Eminent Domine: Years later, family brews over seized home State, county used eminent domain, didn't finish work

Years later, family brews over seized home
State, county used eminent domain, didn't finish work

October 08, 2006 Star-Ledger
One day in 1981, Barbara Fuller looked out the window of her Monmouth County home and saw a surveyor in the yard.

He worked for the state Department of Transportation and was mapping a realignment of Oceanport Avenue that would take it through Fuller's dining room. DOT eventually used its powers of eminent domain to seize her property, along with three neighboring ones, including a house owned by her aunt, Agnes Zager.

The road project never materialized.

Fuller moved elsewhere in the neighborhood and drives by the grass lot where her house stood almost daily. A lawyer negotiated a deal that allowed Zager to stay in her house, which is still standing, and she paid rent to the state until the day she died.

After Zager's death in January, another family member, still smarting from the treatment of his aunt, dashed off a letter to officials asking that they sell the house back to the family.

In the ensuing flurry of letters, the relative learned what many property rights activists already know -- that New Jersey's eminent domain laws are so stacked against landowners that reversals seldom occur.

The use of eminent domain by government exploded last year in New Jersey, its alleged abuses prompting then-gubernatorial candidate Jon S. Corzine to vow a crackdown and a detailed legislative review of the practice. That discussion focused on towns that use their powers to seize property and turn it over to private developers.

In Oceanport, what happened was a much more pedestrian type of taking for "public good." Such condemnations occur frequently in a densely populated state running out of room for highways, roads, schools and parks.

What makes the case unusual, however, is the failure of the state and Monmouth County officials to finish the road project and the refusal of a family member to let go.

Charles Prothero, the relative who suggested Zager's property be returned to the family, said his aunt never got over the fear she'd be evicted from her Oceanport home.

"She was panic-stricken when it first happened, because she was recently widowed and had nowhere to go," said Prothero, a retired lawyer from Glen Ridge. "She lived in fear of losing her home for the rest of her life."

Prothero grew up in the house his niece, Fuller, later purchased but lost to DOT, and part of his desire to get Zager's house back is nostalgic memories of Sunday family dinners.

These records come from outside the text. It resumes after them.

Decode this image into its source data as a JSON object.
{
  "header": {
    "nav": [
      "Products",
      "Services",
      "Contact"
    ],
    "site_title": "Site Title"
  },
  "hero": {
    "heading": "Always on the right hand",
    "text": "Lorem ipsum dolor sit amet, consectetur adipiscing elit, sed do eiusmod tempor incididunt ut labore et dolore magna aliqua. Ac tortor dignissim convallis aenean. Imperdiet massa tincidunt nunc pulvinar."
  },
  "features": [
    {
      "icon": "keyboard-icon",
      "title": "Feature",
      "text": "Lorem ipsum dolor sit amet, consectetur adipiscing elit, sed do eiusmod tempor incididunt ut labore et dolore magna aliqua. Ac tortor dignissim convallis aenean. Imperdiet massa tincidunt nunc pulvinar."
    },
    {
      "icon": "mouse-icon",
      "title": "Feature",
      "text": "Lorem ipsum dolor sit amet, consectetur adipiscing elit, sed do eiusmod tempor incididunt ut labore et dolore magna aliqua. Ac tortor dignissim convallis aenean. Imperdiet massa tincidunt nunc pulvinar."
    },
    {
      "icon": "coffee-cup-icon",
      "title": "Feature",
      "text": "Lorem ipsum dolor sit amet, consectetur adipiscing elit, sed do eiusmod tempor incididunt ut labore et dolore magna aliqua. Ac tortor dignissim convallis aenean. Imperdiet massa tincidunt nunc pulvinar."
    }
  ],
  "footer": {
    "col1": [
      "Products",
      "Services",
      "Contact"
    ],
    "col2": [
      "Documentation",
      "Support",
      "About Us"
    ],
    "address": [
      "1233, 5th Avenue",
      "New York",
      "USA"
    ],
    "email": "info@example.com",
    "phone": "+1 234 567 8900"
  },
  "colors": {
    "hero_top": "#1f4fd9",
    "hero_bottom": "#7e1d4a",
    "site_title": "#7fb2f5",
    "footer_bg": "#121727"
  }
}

He said a third family house was either seized or purchased when Monmouth Park Raceway was built in 1945. Today, a grass lot beside the track parking fields is all that is left of his boyhood home.

Zager's house has been boarded up by Monmouth County, which took possession of the property from DOT. The road realignment has been on the county's master plan for decades, according to County Engineer Joseph Ettore.

Ettore was apologetic about the uncertainty the state and county introduced into Zager's life, but he argued it makes little sense to return the house to the family now.

With federal officials closing nearby Fort Monmouth -- and developers salivating at the chance to build thousands of houses there -- the realignment project makes more sense than ever, he said.

"The county has always taken the impacts on property owners very seriously and does everything reasonable to mitigate them," Ettore said. "But we feel it is not in the best interests of all county residents to vacate or sell the property given the obvious changes that will happen in the coming years in that immediate area."

Prothero said he had been hopeful the house and its furnishings could have been left intact.

"At this point, I guess I can see it would be pretty difficult to reverse," he conceded. "But it was such a horrendous, senseless thing, such a pointless thing to take someone's house and sit on it and do nothing, that I felt someone should know."

James J. Cleary, a lawyer in Matawan who researched the case for the county, said the law is clear.

Even if the county was inclined to sell the property, he said, it would have to auction it off. When it seized the property, DOT deposited $56,000 with the court to cover the purchase price.

"Taxpayers paid for the property, and the county has to do everything in its power to recover the funds," Cleary said.

He noted that neither the state nor the county raised Zager's rent of $140 a month, which was far below market prices at the time she died.

Prothero said both officials seem to be missing the point.

"The house has been sitting there for 20 years in their possession, and they've done nothing with it," Prothero said. "Why can't we have it back?"